On May 2, “The Free Flow of Information Act” was introduced simultaneously in the House and Senate. Similar to current laws in 31 individual states, this legislation would shield news reporters from being compelled to reveal their sources when subpoenaed into federal court.

“This is not about protecting reporters,” explains Rep. Mike Pence R-Ind. “It’s about protecting the public’s right to know.”

That sounds a little slick. Isn’t that a lot like some politician saying he needs to raise your taxes “for the children”?

In fact, this bill is not mislabeled, at all. For too long the courts have taken the illogical stance that the press has a First Amendment right to print information, but that reporters who gather that information enjoy no guarantee of freedom and safety if some lazy federal prosecutor, instead of doing his or her own research after being tipped to a problem by a news report, decides to simply call in the reporter and demand that he or she “tell all” on pain of indefinite imprisonment.

What’s the problem, some will ask.
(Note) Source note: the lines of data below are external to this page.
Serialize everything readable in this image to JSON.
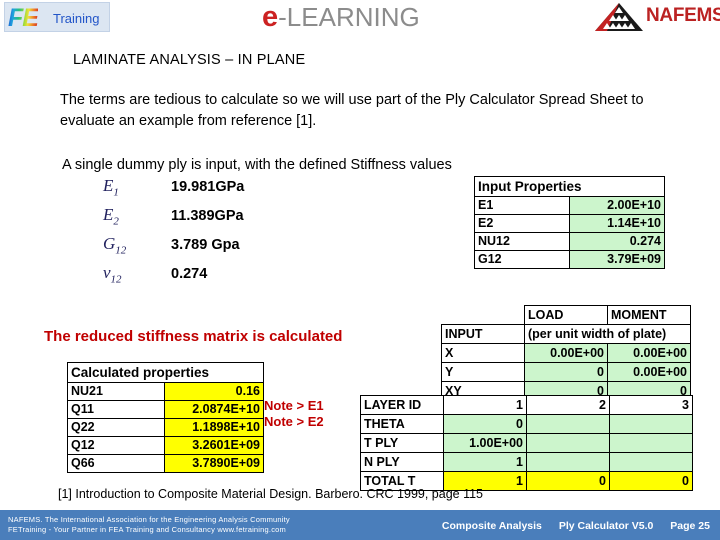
{
  "header": {
    "fe_logo": {
      "letters": "FE",
      "word": "Training"
    },
    "elearning_logo": {
      "e": "e",
      "rest": "-LEARNING"
    },
    "nafems_logo": {
      "word": "NAFEMS"
    }
  },
  "slide": {
    "title": "LAMINATE ANALYSIS – IN PLANE",
    "paragraph_1": "The terms are tedious to calculate so we will use part of the Ply Calculator Spread Sheet to evaluate an example from reference [1].",
    "paragraph_2": "A  single dummy ply is input, with the defined Stiffness values",
    "reduced_heading": "The reduced stiffness matrix is calculated",
    "note_line_1": "Note > E1",
    "note_line_2": "Note > E2",
    "reference": "[1] Introduction to Composite Material Design. Barbero. CRC 1999, page 115"
  },
  "stiffness_list": [
    {
      "symbol": "E",
      "subscript": "1",
      "value": "19.981GPa"
    },
    {
      "symbol": "E",
      "subscript": "2",
      "value": "11.389GPa"
    },
    {
      "symbol": "G",
      "subscript": "12",
      "value": "3.789  Gpa"
    },
    {
      "symbol": "ν",
      "subscript": "12",
      "value": "0.274"
    }
  ],
  "input_properties": {
    "title": "Input Properties",
    "rows": [
      {
        "label": "E1",
        "value": "2.00E+10"
      },
      {
        "label": "E2",
        "value": "1.14E+10"
      },
      {
        "label": "NU12",
        "value": "0.274"
      },
      {
        "label": "G12",
        "value": "3.79E+09"
      }
    ]
  },
  "calculated_properties": {
    "title": "Calculated properties",
    "rows": [
      {
        "label": "NU21",
        "value": "0.16"
      },
      {
        "label": "Q11",
        "value": "2.0874E+10"
      },
      {
        "label": "Q22",
        "value": "1.1898E+10"
      },
      {
        "label": "Q12",
        "value": "3.2601E+09"
      },
      {
        "label": "Q66",
        "value": "3.7890E+09"
      }
    ]
  },
  "load_moment_table": {
    "header": {
      "blank": "",
      "load": "LOAD",
      "moment": "MOMENT"
    },
    "input_row": {
      "label": "INPUT",
      "span_text": "(per unit width of plate)"
    },
    "rows": [
      {
        "label": "X",
        "load": "0.00E+00",
        "moment": "0.00E+00"
      },
      {
        "label": "Y",
        "load": "0",
        "moment": "0.00E+00"
      },
      {
        "label": "XY",
        "load": "0",
        "moment": "0"
      }
    ]
  },
  "layer_table": {
    "rows": [
      {
        "label": "LAYER ID",
        "c1": "1",
        "c2": "2",
        "c3": "3",
        "style": "white"
      },
      {
        "label": "THETA",
        "c1": "0",
        "c2": "",
        "c3": "",
        "style": "green"
      },
      {
        "label": "T PLY",
        "c1": "1.00E+00",
        "c2": "",
        "c3": "",
        "style": "green"
      },
      {
        "label": "N PLY",
        "c1": "1",
        "c2": "",
        "c3": "",
        "style": "green"
      },
      {
        "label": "TOTAL  T",
        "c1": "1",
        "c2": "0",
        "c3": "0",
        "style": "yellow"
      }
    ]
  },
  "footer": {
    "line_1": "NAFEMS. The International Association for the Engineering Analysis Community",
    "line_2": "FETraining -  Your Partner in FEA  Training and Consultancy  www.fetraining.com",
    "course": "Composite Analysis",
    "module": "Ply Calculator  V5.0",
    "page": "Page 25"
  },
  "colors": {
    "input_green": "#ccf5cc",
    "calc_yellow": "#ffff00",
    "note_red": "#c00000",
    "footer_blue": "#4a7ebb",
    "symbol_navy": "#21215e"
  }
}
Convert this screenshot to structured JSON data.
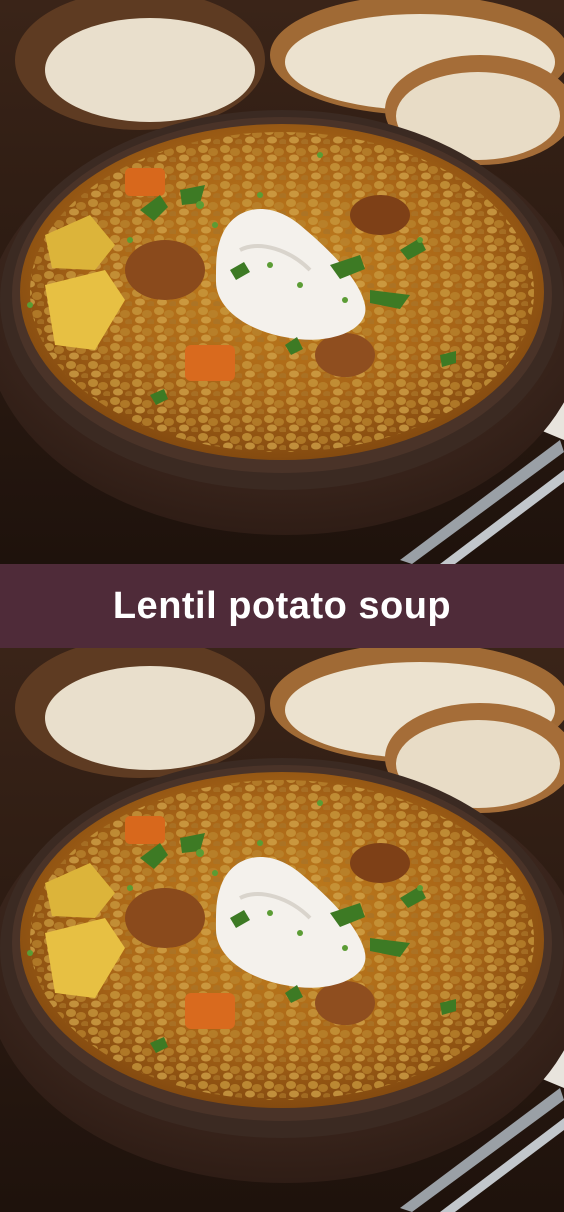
{
  "banner": {
    "title": "Lentil potato soup",
    "background": "#4f2b39",
    "text_color": "#ffffff"
  },
  "photos": [
    {
      "name": "lentil-soup-photo-top"
    },
    {
      "name": "lentil-soup-photo-bottom"
    }
  ]
}
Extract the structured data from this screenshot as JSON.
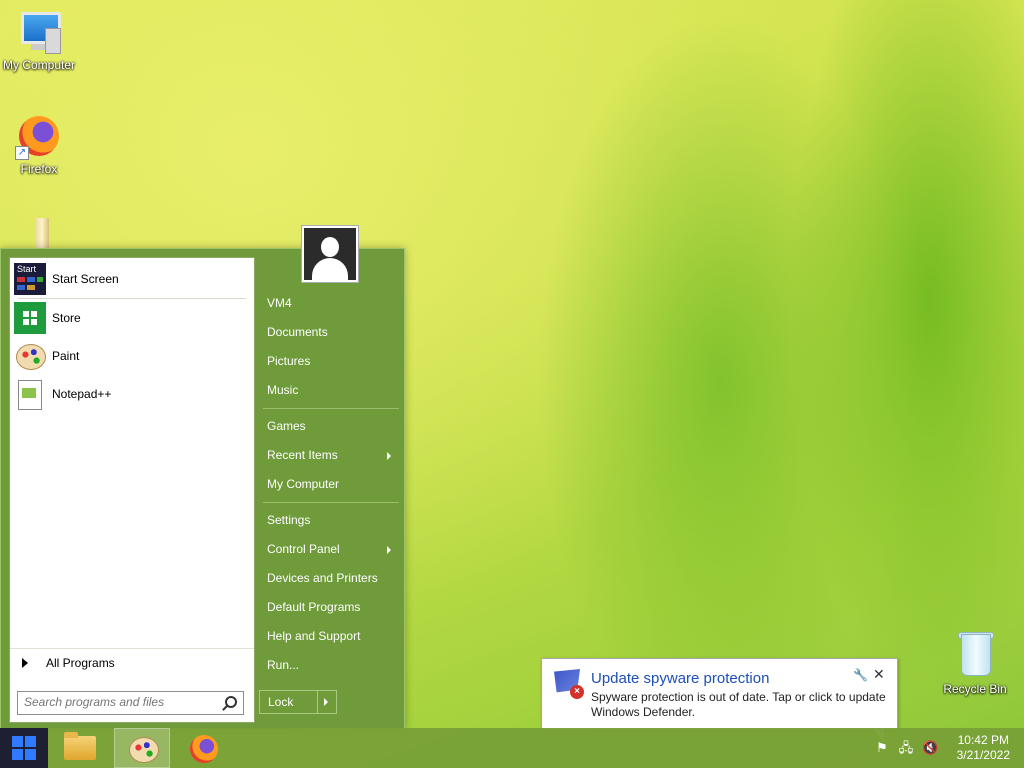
{
  "desktop": {
    "icons": [
      {
        "label": "My Computer",
        "icon": "computer-icon"
      },
      {
        "label": "Firefox",
        "icon": "firefox-icon"
      },
      {
        "label": "Recycle Bin",
        "icon": "recycle-bin-icon"
      }
    ]
  },
  "start_menu": {
    "programs": [
      {
        "label": "Start Screen",
        "icon": "start-screen-icon"
      },
      {
        "label": "Store",
        "icon": "store-icon"
      },
      {
        "label": "Paint",
        "icon": "paint-icon"
      },
      {
        "label": "Notepad++",
        "icon": "notepadpp-icon"
      }
    ],
    "all_programs": "All Programs",
    "search_placeholder": "Search programs and files",
    "right_items": {
      "user": "VM4",
      "documents": "Documents",
      "pictures": "Pictures",
      "music": "Music",
      "games": "Games",
      "recent_items": "Recent Items",
      "my_computer": "My Computer",
      "settings": "Settings",
      "control_panel": "Control Panel",
      "devices_printers": "Devices and Printers",
      "default_programs": "Default Programs",
      "help_support": "Help and Support",
      "run": "Run..."
    },
    "lock_label": "Lock",
    "start_tile_text": "Start"
  },
  "notification": {
    "title": "Update spyware protection",
    "message": "Spyware protection is out of date. Tap or click to update Windows Defender."
  },
  "taskbar": {
    "time": "10:42 PM",
    "date": "3/21/2022",
    "pinned": [
      "file-explorer-icon",
      "paint-icon",
      "firefox-icon"
    ]
  },
  "colors": {
    "start_menu_bg": "#6f9b3a",
    "taskbar_bg": "#78a037",
    "start_button_bg": "#1f1f33",
    "notification_title": "#1c4fb8"
  }
}
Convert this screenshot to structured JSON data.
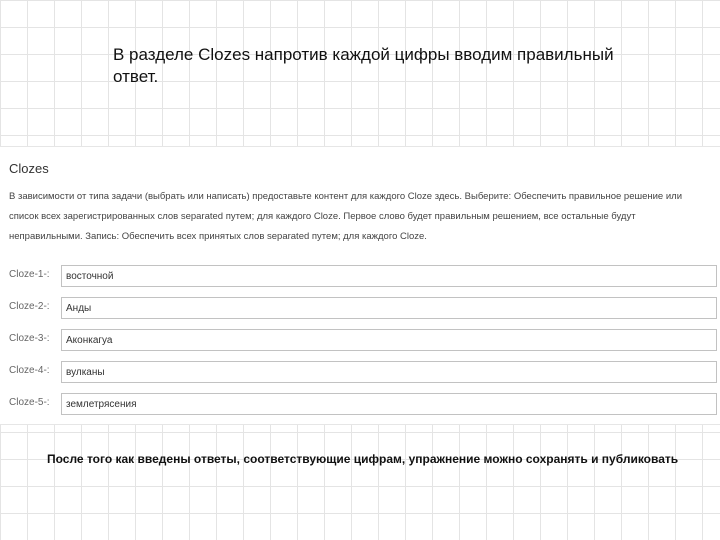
{
  "slide": {
    "title": "В разделе Clozes напротив каждой цифры вводим правильный ответ.",
    "footer": "После того как введены ответы, соответствующие цифрам, упражнение можно сохранять и публиковать"
  },
  "clozes": {
    "heading": "Clozes",
    "instructions": "В зависимости от типа задачи (выбрать или написать) предоставьте контент для каждого Cloze здесь. Выберите: Обеспечить правильное решение или список всех зарегистрированных слов separated путем; для каждого Cloze. Первое слово будет правильным решением, все остальные будут неправильными. Запись: Обеспечить всех принятых слов separated путем; для каждого Cloze.",
    "fields": [
      {
        "label": "Cloze-1-:",
        "value": "восточной"
      },
      {
        "label": "Cloze-2-:",
        "value": "Анды"
      },
      {
        "label": "Cloze-3-:",
        "value": "Аконкагуа"
      },
      {
        "label": "Cloze-4-:",
        "value": "вулканы"
      },
      {
        "label": "Cloze-5-:",
        "value": "землетрясения"
      }
    ]
  }
}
Just tell prosecutors what they want to know: They’re the good guys, aren’t they?

But if would-be whistle blowers come to realize that reporters promising to keep their names secret in fact have their “fingers crossed behind their backs” — that they’ll sing like canaries at the first threat of trouble — this makes it enormously less likely that the next whistle-blower will risk unemployment or worse to slip ANY reporter information that proves vital to the public and embarrassing to the bureaucracy.

Without the willingness of reporters to protect their sources, we might never have read such stories as the ones about conditions at the Walter Reed Army Medical Center; the investigation of nuclear scientist Wen Ho Lee; prisoner abuse at Abu Ghraib … even the White House’s involvement in that little burglary at the Watergate.

The lack of a federal shield law has already resulted in reporters such as Judith Miller and authors such as Vanessa Leggett — not criminals themselves, merely people trying to root out the facts — spending months in jail for refusing to reveal their sources.

Over the past several years, more than 40 reporters and media organizations have been subpoenaed to reveal their sources, have faced demands for their notes and photos or otherwise become the target of prosecutors or civil attorneys trying to buoy their cases.

HR 2102 would still require the disclosure of sources if necessary to prevent imminent and actual harm to national security or to prevent imminent death or significant bodily harm. Nor would reporters be immune from legal action if they disclosed of certain trade secrets, individual health or financial information.

Gilbert Bailon, president of the American Society of Newspaper Editors, notes, “The First Amendment guarantee of a free press is threatened by recent trends in the courts. We support this legislation’s balanced approach to a federal shield law because it clarifies the role of all journalists and will allow us to better serve the public’s right to know.”

The House Judiciary Committee is expected to vote this week on HR 2102. This legislation has wide support — Nevada’s own Rep. Shelley Berkley is a co-sponsor — but will likely need a strong margin of victory in the committee to persuade the House leadership that HR 2102 merits time on the increasingly congested House floor before the August recess.

At last check, and unlike Rep. Berkley, the rest of Nevada’s congressional delegation has preferred to hang back from active sponsorship of the federal shield law.

It’s time for them to tell members of the House Judiciary Committee that this one is important.